Visionssuche

Die Schwelle

Das Neue noch nicht da, das Alte im Vergehen.

Was gestern noch Sinn und Zweck war, scheint heute wertlos und unnütz. Das Morgen noch weit und doch spürbar. Veränderung zwingend, ob nun freiwillig oder nicht.

Wie im Traum und doch ganz klar stand ich da,  ich verstand nichts, ich war.

Eben dort, in diesem Sein war die Antwort  auf meine Frage, jenseits von Zweifel und Angst.

Meine Seele trägt die Antwort,  sie war schon immer da.

Die Wertigkeit des Lebens auf der Waagschale zwischen Lebendig und Tod. Grauer Nebel des Nichttuns umhüllt oder blinder Aktionismus verwirrt.

Flucht scheint unmöglich, ist man die Veränderung doch selbst.

Wie Leben, was leben und wen leben. Oder überhaupt leben?

Die Schwelle ist Anfang und Ende zugleich. Der leere Raum zwischen dem Gestern und dem Morgen. Wenn Du hindurchgehst, wird das gestern gegenstandslos sein. Und hindurchgehen wirst Du, alle Menschen tuen das. Es ist ein Muß.

Geburt ist eine solche Schwelle, das Sterben auch. Und dazwischen sind noch viele davon, unserem Bewusstsein entrückt.

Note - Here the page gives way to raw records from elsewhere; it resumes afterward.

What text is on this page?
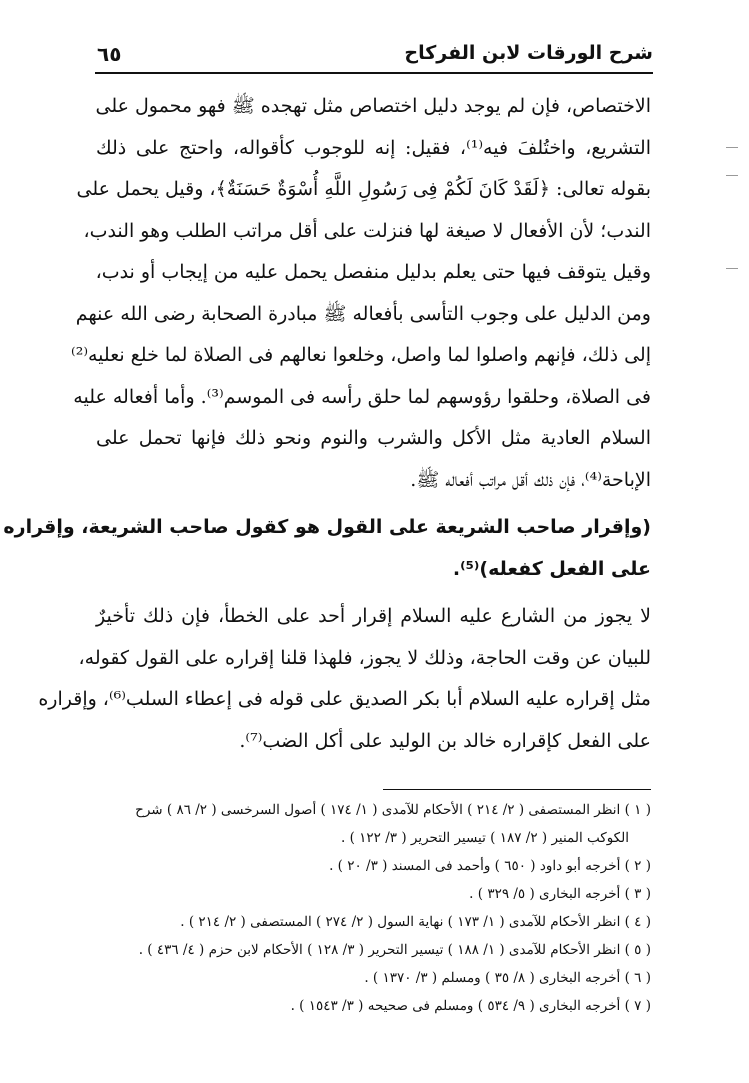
شرح الورقات لابن الفركاح
٦٥
الاختصاص، فإن لم يوجد دليل اختصاص مثل تهجده ﷺ فهو محمول على
التشريع، واختُلفَ فيه⁽¹⁾، فقيل: إنه للوجوب كأقواله، واحتج على ذلك
بقوله تعالى: ﴿لَقَدْ كَانَ لَكُمْ فِى رَسُولِ اللَّهِ أُسْوَةٌ حَسَنَةٌ﴾، وقيل يحمل على
الندب؛ لأن الأفعال لا صيغة لها فنزلت على أقل مراتب الطلب وهو الندب،
وقيل يتوقف فيها حتى يعلم بدليل منفصل يحمل عليه من إيجاب أو ندب،
ومن الدليل على وجوب التأسى بأفعاله ﷺ مبادرة الصحابة رضى الله عنهم
إلى ذلك، فإنهم واصلوا لما واصل، وخلعوا نعالهم فى الصلاة لما خلع نعليه⁽²⁾
فى الصلاة، وحلقوا رؤوسهم لما حلق رأسه فى الموسم⁽³⁾. وأما أفعاله عليه
السلام العادية مثل الأكل والشرب والنوم ونحو ذلك فإنها تحمل على
الإباحة⁽⁴⁾، فإن ذلك أقل مراتب أفعاله ﷺ.
(وإقرار صاحب الشريعة على القول هو كقول صاحب الشريعة، وإقراره
على الفعل كفعله)⁽⁵⁾.
لا يجوز من الشارع عليه السلام إقرار أحد على الخطأ، فإن ذلك تأخيرٌ
للبيان عن وقت الحاجة، وذلك لا يجوز، فلهذا قلنا إقراره على القول كقوله،
مثل إقراره عليه السلام أبا بكر الصديق على قوله فى إعطاء السلب⁽⁶⁾، وإقراره
على الفعل كإقراره خالد بن الوليد على أكل الضب⁽⁷⁾.
( ١ ) انظر المستصفى ( ٢/ ٢١٤ ) الأحكام للآمدى ( ١/ ١٧٤ ) أصول السرخسى ( ٢/ ٨٦ ) شرح
الكوكب المنير ( ٢/ ١٨٧ ) تيسير التحرير ( ٣/ ١٢٢ ) .
( ٢ ) أخرجه أبو داود ( ٦٥٠ ) وأحمد فى المسند ( ٣/ ٢٠ ) .
( ٣ ) أخرجه البخارى ( ٥/ ٣٢٩ ) .
( ٤ ) انظر الأحكام للآمدى ( ١/ ١٧٣ ) نهاية السول ( ٢/ ٢٧٤ ) المستصفى ( ٢/ ٢١٤ ) .
( ٥ ) انظر الأحكام للآمدى ( ١/ ١٨٨ ) تيسير التحرير ( ٣/ ١٢٨ ) الأحكام لابن حزم ( ٤/ ٤٣٦ ) .
( ٦ ) أخرجه البخارى ( ٨/ ٣٥ ) ومسلم ( ٣/ ١٣٧٠ ) .
( ٧ ) أخرجه البخارى ( ٩/ ٥٣٤ ) ومسلم فى صحيحه ( ٣/ ١٥٤٣ ) .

Schwellen wurden zelebriert. Immer, in jeder Kultur und zu jeder Zeit. Schwellen waren und sind Schlüssel zum und ins Leben. Wir haben das vergessen und unsere Zeremonien verlernt und verleugnet und die, die es noch gibt sind zu Events verkommen.

Das Zelebrieren der Schwellen als ganzheitliches Ritual, mit Körper, Geist und Seele in einem wahrhaft spirituellen und gemeinschaftlichen Rahmen, einem Rahmen der den Menschen in seinem Tun unterstützt, stärkt, würdigt und auch auffängt, bringt unter anderem auch die Bewusstheit des eigenen Seins zum Vorschein. Sichtbar für den Einzelnen, aber auch sichtbar für Alle. 

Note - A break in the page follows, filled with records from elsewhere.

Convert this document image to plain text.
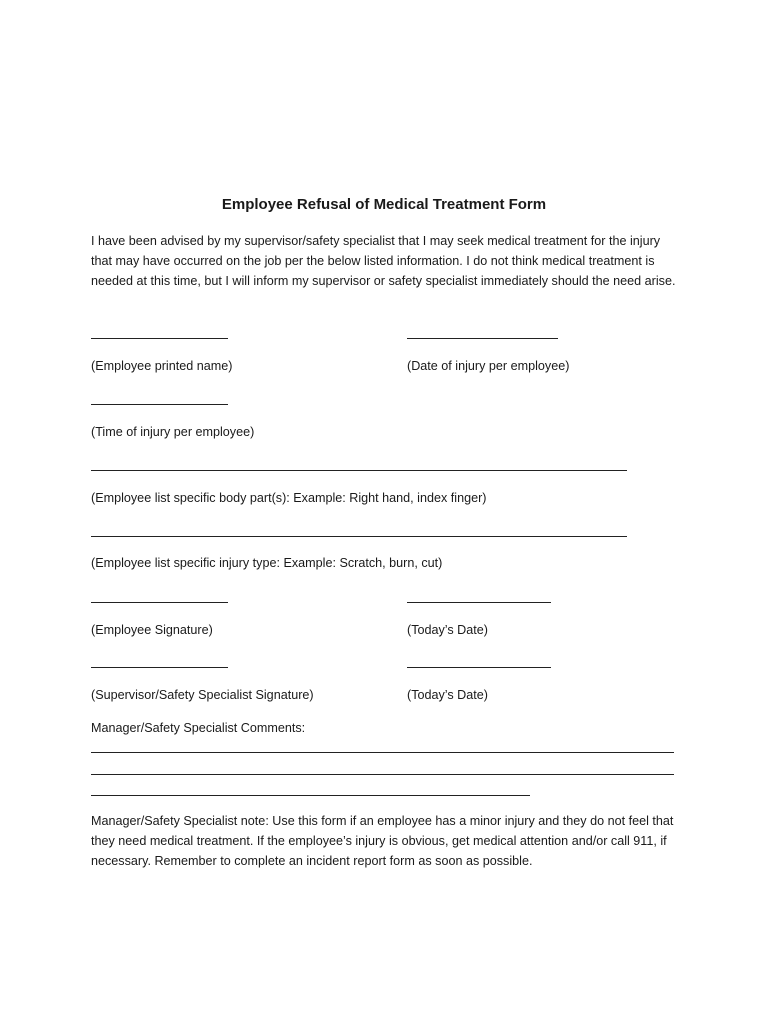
Employee Refusal of Medical Treatment Form
I have been advised by my supervisor/safety specialist that I may seek medical treatment for the injury that may have occurred on the job per the below listed information. I do not think medical treatment is needed at this time, but I will inform my supervisor or safety specialist immediately should the need arise.
(Employee printed name)	(Date of injury per employee)
(Time of injury per employee)
(Employee list specific body part(s): Example: Right hand, index finger)
(Employee list specific injury type: Example: Scratch, burn, cut)
(Employee Signature)	(Today’s Date)
(Supervisor/Safety Specialist Signature)	(Today’s Date)
Manager/Safety Specialist Comments:
Manager/Safety Specialist note: Use this form if an employee has a minor injury and they do not feel that they need medical treatment. If the employee’s injury is obvious, get medical attention and/or call 911, if necessary. Remember to complete an incident report form as soon as possible.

Mit dem bewussten Durchschreiten der Schwelle weiß ich, wo in meinem Leben ich angekommen bin, welcher Platz tatsächlich der Meine, welcher Schritt der Nächste ist, aber ich weiß auch was ich nicht mehr bin.

Wir können uns nicht gegen die uns eigene Veränderung wehren, aber wir können sie zelebrieren und uns dabei im besten Sinn erheben, in dem wir zu uns, unserem Leben und unserem Sein stehen.